Observing Kubernetes clusters at scale can be challenging. While most companies operate a small number of Kubernetes clusters, Giant Swarm is responsible for hundreds. This scale makes maintaining a responsible level of observability harder.

We aim to present our observability journey, particularly with Prometheus.

This will cover our architectural choices in the past, such as building tooling for managing Prometheus for on-demand Kubernetes clusters, our current usage and drawbacks we’d like to address, and our plans for the future, such as horizontal scaling and Cortex.

We will also cover our continuous improvement process using post mortems and continuous delivery, which allows us to evolve our metrics, new exporters, and alerting as we discover blind spots.

This talk presents our learnings of handling observability at scale, with in-depth examples from our infrastructure.

Giant Swarm operates Kubernetes clusters for enterprise, offering a control plane for Kubernetes as a product, and 24/7 support for any managed Kubernetes clusters.

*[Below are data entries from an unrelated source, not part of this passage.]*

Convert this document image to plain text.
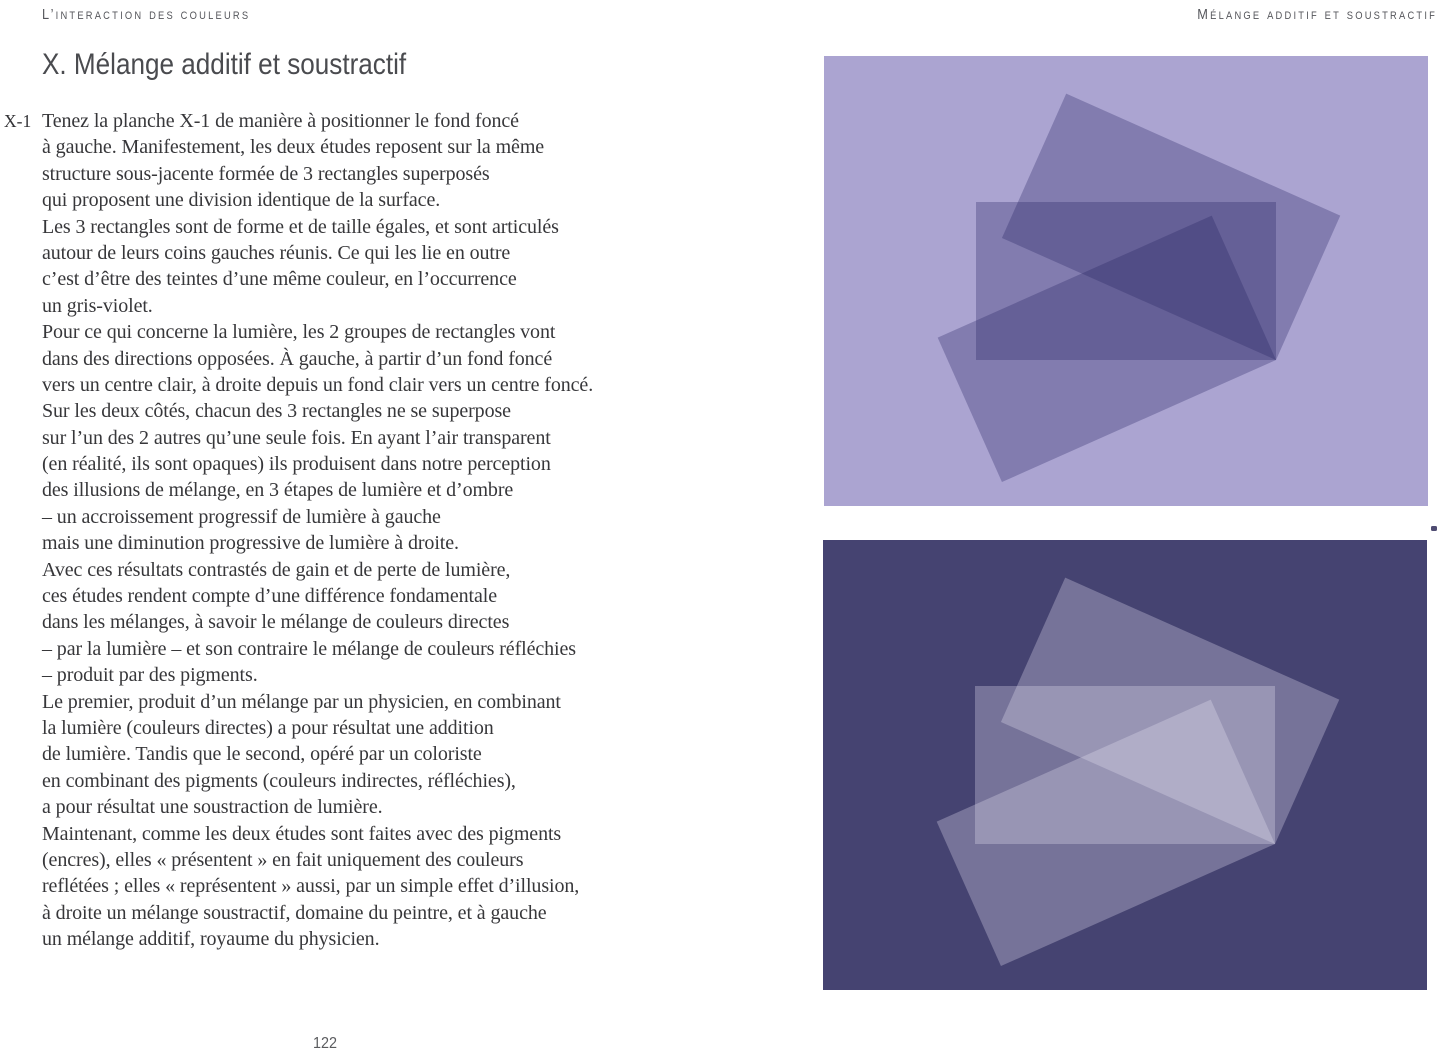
L’interaction des couleurs	Mélange additif et soustractif
X. Mélange additif et soustractif
X-1 Tenez la planche X-1 de manière à positionner le fond foncé
à gauche. Manifestement, les deux études reposent sur la même
structure sous-jacente formée de 3 rectangles superposés
qui proposent une division identique de la surface.
Les 3 rectangles sont de forme et de taille égales, et sont articulés
autour de leurs coins gauches réunis. Ce qui les lie en outre
c’est d’être des teintes d’une même couleur, en l’occurrence
un gris-violet.
Pour ce qui concerne la lumière, les 2 groupes de rectangles vont
dans des directions opposées. À gauche, à partir d’un fond foncé
vers un centre clair, à droite depuis un fond clair vers un centre foncé.
Sur les deux côtés, chacun des 3 rectangles ne se superpose
sur l’un des 2 autres qu’une seule fois. En ayant l’air transparent
(en réalité, ils sont opaques) ils produisent dans notre perception
des illusions de mélange, en 3 étapes de lumière et d’ombre
– un accroissement progressif de lumière à gauche
mais une diminution progressive de lumière à droite.
Avec ces résultats contrastés de gain et de perte de lumière,
ces études rendent compte d’une différence fondamentale
dans les mélanges, à savoir le mélange de couleurs directes
– par la lumière – et son contraire le mélange de couleurs réfléchies
– produit par des pigments.
Le premier, produit d’un mélange par un physicien, en combinant
la lumière (couleurs directes) a pour résultat une addition
de lumière. Tandis que le second, opéré par un coloriste
en combinant des pigments (couleurs indirectes, réfléchies),
a pour résultat une soustraction de lumière.
Maintenant, comme les deux études sont faites avec des pigments
(encres), elles « présentent » en fait uniquement des couleurs
reflétées ; elles « représentent » aussi, par un simple effet d’illusion,
à droite un mélange soustractif, domaine du peintre, et à gauche
un mélange additif, royaume du physicien.
122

As part of this offering, a high degree of observability and monitoring is necessary to respond to and debug operational issues.

In this talk, we will present the learnings from our observability journey to the community, with a focus on how we’ve progressed with Prometheus. This will detail our path to our current usage of Prometheus, our current architecture and drawbacks, and our plans for the future.

As part of this discussion, we’ll cover our architectural choices for monitoring our Kubernetes management platform, before moving onto our current setup and areas we’d like to improve. Towards how we’d like to improve, we’ll go into our plans to horizontally scale our Prometheus setup, as well as integrate with Cortex.

We will also dive into our use of post mortems and continuous delivery to provide continuous improvement. This will touch on some related aspects, such as how our alerting has evolved over time, and how we have implemented new Prometheus exporters to improve the observability of Kubernetes, such as through exposing network and DNS metrics.

Our main aim with this talk is to present how we’re managing observability in a holistic sense. We also believe that the community would be enriched by our learnings, as they can see which decisions we made have had positive outcomes (and which ones haven’t!).